The quills on this porcupine’s back are long and formidable, but some are not actually used as weapons. The long, thin spines are actually called ‘rattle quills’. When the animal gets angry or annoyed, it ‘rattles’ these quills as a warning before attacking. The thinker, shorter quills are the ones with the tiny backwards facing hooks that are capable of penetrating the skin and muscle of an attacker.
These porcupines are nocturnal and are therefore poorly studied in the wild. However, at this time, there seems to be a strong healthy wild population of this animal, and there are no conservation concerns.
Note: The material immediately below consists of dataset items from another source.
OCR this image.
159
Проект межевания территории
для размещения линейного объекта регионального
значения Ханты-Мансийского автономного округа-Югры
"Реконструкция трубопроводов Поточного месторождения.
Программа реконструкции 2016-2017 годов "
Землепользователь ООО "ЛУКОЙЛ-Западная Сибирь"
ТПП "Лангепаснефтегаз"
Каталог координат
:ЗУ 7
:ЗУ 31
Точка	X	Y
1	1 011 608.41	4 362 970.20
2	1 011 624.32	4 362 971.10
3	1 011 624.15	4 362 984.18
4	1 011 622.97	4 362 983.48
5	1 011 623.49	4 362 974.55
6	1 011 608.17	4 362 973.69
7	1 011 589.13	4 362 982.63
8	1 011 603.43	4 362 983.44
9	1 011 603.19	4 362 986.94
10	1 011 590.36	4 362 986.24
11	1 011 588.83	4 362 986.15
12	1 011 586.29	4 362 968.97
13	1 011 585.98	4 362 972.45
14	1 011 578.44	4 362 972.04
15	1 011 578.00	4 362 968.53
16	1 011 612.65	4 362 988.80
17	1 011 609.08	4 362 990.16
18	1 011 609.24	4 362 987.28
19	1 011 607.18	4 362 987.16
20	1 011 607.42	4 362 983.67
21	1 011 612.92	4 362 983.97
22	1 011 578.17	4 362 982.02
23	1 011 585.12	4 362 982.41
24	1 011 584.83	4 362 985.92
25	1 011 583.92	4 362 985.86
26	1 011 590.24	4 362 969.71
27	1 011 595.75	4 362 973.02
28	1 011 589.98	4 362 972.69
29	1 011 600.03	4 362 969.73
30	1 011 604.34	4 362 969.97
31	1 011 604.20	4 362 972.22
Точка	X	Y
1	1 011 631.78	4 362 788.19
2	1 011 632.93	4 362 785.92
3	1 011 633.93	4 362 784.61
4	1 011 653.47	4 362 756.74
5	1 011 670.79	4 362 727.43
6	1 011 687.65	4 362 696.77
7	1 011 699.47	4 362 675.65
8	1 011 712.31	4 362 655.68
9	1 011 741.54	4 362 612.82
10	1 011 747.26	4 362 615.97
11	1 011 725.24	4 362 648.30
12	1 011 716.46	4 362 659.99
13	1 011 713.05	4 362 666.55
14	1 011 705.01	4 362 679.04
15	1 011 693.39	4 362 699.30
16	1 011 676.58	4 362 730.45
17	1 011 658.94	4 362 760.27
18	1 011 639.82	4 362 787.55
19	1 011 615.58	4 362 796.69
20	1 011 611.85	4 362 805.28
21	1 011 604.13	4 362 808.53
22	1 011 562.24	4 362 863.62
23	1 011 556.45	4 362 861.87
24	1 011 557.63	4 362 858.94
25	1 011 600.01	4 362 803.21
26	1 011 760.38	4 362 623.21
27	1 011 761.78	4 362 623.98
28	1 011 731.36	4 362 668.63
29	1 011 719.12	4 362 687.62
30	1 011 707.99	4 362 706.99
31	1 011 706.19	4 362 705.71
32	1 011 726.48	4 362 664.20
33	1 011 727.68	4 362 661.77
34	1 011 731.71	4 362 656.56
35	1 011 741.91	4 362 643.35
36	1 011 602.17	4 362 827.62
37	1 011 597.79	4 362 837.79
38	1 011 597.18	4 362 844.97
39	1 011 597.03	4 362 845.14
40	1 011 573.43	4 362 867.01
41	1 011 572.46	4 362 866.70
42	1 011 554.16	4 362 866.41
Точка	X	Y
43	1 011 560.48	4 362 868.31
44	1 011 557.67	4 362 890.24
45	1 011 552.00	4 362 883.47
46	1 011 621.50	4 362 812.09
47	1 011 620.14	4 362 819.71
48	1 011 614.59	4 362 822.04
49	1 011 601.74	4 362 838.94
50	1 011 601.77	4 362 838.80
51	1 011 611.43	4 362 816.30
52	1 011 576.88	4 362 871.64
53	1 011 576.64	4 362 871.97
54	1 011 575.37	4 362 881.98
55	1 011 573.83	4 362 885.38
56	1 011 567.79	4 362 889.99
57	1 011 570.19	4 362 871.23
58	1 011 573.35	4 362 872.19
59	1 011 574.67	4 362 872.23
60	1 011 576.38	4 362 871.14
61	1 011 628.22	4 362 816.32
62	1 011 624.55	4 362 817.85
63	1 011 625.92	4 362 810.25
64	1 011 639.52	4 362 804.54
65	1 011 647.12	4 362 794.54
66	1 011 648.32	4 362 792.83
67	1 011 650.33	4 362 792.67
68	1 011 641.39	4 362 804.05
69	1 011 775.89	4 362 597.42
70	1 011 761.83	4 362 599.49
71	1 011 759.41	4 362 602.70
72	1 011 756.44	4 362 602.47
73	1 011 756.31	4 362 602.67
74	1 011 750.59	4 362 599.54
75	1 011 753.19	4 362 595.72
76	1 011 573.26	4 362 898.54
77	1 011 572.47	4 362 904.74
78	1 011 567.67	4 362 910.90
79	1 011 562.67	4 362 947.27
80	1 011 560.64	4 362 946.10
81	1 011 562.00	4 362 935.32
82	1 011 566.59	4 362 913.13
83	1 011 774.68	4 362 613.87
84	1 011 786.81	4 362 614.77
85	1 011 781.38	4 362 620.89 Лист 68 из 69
Mating and Reproduction: Females give birth in February or March in a grass-lined nest. Most females have only one litter per breeding season. Adults form monogamous pairs and both care for the young during the three-and-a-half–month nursing period. Up to fifteen members of a family group will share one burrow.
Amazing Information: Many conservationists have documented cases of tigers and leopards becoming man-eaters after encountering and being injured by porcupines. One example was the leopard of Gummalaper, which when examined, was shown to have two porcupine quills lodged in its right front paw.